IMG 9240 Cancer Genetics 503X430pxOur Haem-Oncology team is introducing rapid genetic testing to help with the treatment management of leukaemia patients.


To help with the treatment management of patients with acute myeloid leukaemia and acute lymphoblastic leukaemia, we have introduced rapid testing for FLT3 and NPM1 gene mutations and for common translocations. Two new treatments for acute myeloid leukaemia were licenced by NICE in 2018, so it is particularly important to determine patients’ FLT3 status three days after diagnosis, to decide which drug they get.

The team have reduced this to a 48-hour turnaround, and soon, using a newly available assay in conjunction with an automated set-up and real-time PCR, this will be same-day testing.

For patients with chronic lymphocytic leukaemia, the team is working on rapid TP53/IgVH mutation testing. Patients with TP53 mutations do not respond to chemotherapy – they need targeted therapies. If this testing identifies such mutations, they qualify for ibrutinib and do not need to come to hospital to receive chemotherapy.

At present, TP53 testing is carried out as part of a next-generation sequencing panel, and IgVH mutation status is obtained using Sanger sequencing. These two tests currently have 2- and 4-week turnarounds respectively. The new test will combine the two tests together in a multiplex and will use nanopore sequencing to interrogate the TP53 gene for mutations and gross deletions and to assess IgVH mutation status. Turnaround time is anticipated to be 3 days. It will launch in Spring 2021.

The team is also exploring the use of nanopore sequencing in conjunction with existing variant and fusion panels to give full genomic data on all newly diagnosed acute leukaemia patients within 72-96 hours. This has the potential to be of enormous clinical benefit; initial exploratory work will commence shortly.

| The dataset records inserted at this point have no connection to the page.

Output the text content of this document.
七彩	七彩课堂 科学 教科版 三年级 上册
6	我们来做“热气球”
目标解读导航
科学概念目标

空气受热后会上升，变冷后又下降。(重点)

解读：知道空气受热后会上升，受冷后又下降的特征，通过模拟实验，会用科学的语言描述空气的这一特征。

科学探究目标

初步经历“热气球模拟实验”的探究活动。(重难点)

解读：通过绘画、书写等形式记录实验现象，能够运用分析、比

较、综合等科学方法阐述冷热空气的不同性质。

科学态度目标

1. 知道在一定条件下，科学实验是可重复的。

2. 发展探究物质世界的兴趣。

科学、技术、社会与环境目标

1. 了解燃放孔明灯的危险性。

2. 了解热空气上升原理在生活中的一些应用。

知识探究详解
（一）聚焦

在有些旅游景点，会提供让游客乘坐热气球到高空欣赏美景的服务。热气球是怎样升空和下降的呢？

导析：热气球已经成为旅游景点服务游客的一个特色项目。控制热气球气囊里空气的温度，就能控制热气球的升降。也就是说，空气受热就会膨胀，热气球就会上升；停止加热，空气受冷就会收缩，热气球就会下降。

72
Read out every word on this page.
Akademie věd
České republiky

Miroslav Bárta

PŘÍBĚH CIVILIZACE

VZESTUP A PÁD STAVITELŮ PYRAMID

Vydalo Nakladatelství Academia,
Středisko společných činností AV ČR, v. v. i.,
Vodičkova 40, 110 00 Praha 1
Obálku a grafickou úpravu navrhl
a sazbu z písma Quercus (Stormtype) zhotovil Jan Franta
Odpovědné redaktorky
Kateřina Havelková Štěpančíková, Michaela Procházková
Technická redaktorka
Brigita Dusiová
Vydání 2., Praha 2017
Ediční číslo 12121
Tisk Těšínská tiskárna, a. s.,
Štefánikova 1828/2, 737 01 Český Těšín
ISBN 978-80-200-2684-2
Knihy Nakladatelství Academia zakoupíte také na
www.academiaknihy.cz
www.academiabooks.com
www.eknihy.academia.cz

Other tests under deveiopment are the identification of KRAS/NRAS mutations and of IDH1/2 mutations by rapid PCR. It is important to identify KRAS/NRAS mutations in patients with relapsed acute lymphoblastic leukaemia, as the presence of certain KRAS/NRAS mutations opens up the possibility of MAP kinase inhibitors as a form of targeted therapy. Similarly it is also important to identify IDH1/2 mutations in patients with acute myeloid leukaemia as targeted therapy is available for patients with mutations in these genes. Rapidly identifying mutations in these genes means that treatment can potentially be given much more quickly.

For patients with a new diagnosis of B-Lymphoblastic Leukaemia, the team is working-up a new PCR-based multiplex assay that will allow the rapid detection and identification of fusion genes associated with B-ALL – including the rare ETV6-ABL1, NUP214-ABL1, RCSD1-ABL1, RCSD1-ABL2, PAD1-ABL2, SSBP2- CSF1R, SSBP2-PDGFRB, PAX5-JAK2, TERF-JAK2 and BCR-JAK2 fusions. This will help to identify patients who may benefit from tyrosine kinase inhibitors. It is anticipated that this will be available in early 2021.